The GrapheneOS team is security focused to the point where it is detrimental to the regular user experience. I.e. "Secure App Spawning" increases app startup time considerably on older devices like the Pixel 4a.

GrapheneOS is security focused and it's great that they point out security issues, but for most people security updates being late isn't an issue. Half the people I know have devices without security updates for months to even years.

Also, with the Fairphone 5 using an automotive SOC with 13 years of updates, the FP5 might actually be able to receive Android updates for 6 years. Iirc the FP3 still receives security updates, albeit not monthly and a bit late. Edit: The last security update for FP3 is from 2023-12-05. Edit 2: The FP3 got the 2024-02-05 security update on 2024-03-01.

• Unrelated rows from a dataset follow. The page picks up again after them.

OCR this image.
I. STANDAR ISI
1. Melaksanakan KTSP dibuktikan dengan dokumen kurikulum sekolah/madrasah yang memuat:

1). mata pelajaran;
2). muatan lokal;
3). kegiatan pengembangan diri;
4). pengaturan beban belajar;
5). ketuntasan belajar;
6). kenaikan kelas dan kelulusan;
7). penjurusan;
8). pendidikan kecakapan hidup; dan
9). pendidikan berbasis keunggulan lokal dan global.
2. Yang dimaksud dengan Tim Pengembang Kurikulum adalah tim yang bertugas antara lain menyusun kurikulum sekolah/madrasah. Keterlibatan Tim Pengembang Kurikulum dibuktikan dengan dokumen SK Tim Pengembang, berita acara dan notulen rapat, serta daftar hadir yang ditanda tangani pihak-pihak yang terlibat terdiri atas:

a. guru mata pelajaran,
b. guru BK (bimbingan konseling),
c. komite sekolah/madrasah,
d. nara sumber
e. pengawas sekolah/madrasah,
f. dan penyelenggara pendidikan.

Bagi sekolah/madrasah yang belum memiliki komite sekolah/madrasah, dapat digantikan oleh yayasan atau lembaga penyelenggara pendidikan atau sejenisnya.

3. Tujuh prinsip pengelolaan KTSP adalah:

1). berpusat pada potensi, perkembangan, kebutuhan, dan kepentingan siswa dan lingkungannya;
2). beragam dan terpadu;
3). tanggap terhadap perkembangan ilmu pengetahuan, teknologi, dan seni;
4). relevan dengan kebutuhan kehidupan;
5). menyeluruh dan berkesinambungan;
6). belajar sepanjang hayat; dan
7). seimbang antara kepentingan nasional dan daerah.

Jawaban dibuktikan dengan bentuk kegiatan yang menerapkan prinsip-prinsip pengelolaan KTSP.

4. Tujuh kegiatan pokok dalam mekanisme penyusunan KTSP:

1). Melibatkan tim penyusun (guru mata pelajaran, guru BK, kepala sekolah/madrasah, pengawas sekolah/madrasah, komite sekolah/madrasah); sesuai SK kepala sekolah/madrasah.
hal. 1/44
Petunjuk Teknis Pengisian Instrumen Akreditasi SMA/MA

Also, the GrapheneOS team has very high standards for security features supported by a phone. Basically no phone besides Pixel supports those features, which obviously isn't a big problem for most people (else we'd have a big problem).

Anyway, I'll keep recommending Pixel + GrapheneOS, but imo Fairphone is also a solid choice.

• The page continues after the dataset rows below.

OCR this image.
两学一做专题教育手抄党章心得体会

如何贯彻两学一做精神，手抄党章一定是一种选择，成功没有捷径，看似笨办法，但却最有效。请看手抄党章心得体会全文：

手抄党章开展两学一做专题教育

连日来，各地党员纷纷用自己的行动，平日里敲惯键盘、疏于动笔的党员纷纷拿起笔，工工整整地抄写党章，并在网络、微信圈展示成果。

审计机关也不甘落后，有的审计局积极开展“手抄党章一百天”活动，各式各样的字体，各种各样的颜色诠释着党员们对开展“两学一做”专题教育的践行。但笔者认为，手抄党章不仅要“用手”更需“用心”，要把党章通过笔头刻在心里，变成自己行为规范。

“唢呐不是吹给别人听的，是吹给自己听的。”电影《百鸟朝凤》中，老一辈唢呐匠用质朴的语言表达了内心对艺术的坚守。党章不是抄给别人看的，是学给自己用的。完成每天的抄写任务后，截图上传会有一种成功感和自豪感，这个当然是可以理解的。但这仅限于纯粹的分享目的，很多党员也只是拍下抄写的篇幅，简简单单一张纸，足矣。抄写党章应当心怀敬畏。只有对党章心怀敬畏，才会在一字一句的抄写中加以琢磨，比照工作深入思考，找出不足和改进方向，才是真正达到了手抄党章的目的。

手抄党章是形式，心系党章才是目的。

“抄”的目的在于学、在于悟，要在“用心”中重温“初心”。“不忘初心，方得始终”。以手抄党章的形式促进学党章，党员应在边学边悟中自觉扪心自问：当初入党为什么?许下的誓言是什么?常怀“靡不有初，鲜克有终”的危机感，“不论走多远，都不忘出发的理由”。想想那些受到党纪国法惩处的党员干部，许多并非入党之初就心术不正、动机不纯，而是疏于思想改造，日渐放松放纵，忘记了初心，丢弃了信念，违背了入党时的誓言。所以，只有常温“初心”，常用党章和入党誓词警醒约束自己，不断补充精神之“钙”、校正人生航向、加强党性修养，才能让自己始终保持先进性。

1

[–] [email protected] 2 points 9 months ago (1 children)

The GrapheneOS team is security focused to the point where it is detrimental to the regular user experience. I.e. "Secure App Spawning" increases app startup time considerably on older devices like the Pixel 4a.

That's why Graphene allows you to disable the security features. Turning off secure app spawning won't make your device incredibly vulnerable, it will just be set back to normal AOSP security level.

Also, the GrapheneOS team has very high standards for security features supported by a phone. Basically no phone besides Pixel supports those features, which obviously isn't a big problem for most people (else we'd have a big problem).

You know which phone has basically all of those security features? The iPhone. GrapheneOS is not building something insane, they're just hardening Android to a point where it's actually comparable to iPhone security. Sure, usability might not be perfect because Google only releases base Android as open source software and keeps all their fancy apps proprietary, but it's not in a state where it's totally unusable either.

[–] [email protected] 2 points 9 months ago

Sure, usability might not be perfect because Google only releases base Android as open source software and keeps all their fancy apps proprietary, but it's not in a state where it's totally unusable either.

Agreed. GrapheneOS/AOSP feels a bit like desktop Linux, where the base OS is there but many components like screen time have to installed seperately (e.g. screen time/app usage). Compared to many phone manufacturers installing apps for ads or other unnecessary bloat.

That's why Graphene allows you to disable the security features.

That's what I did the second time I tried GrapheneOS. The worse ootb performance made me install CalyxOS again, until I found out Secure App Spawning can be disabled.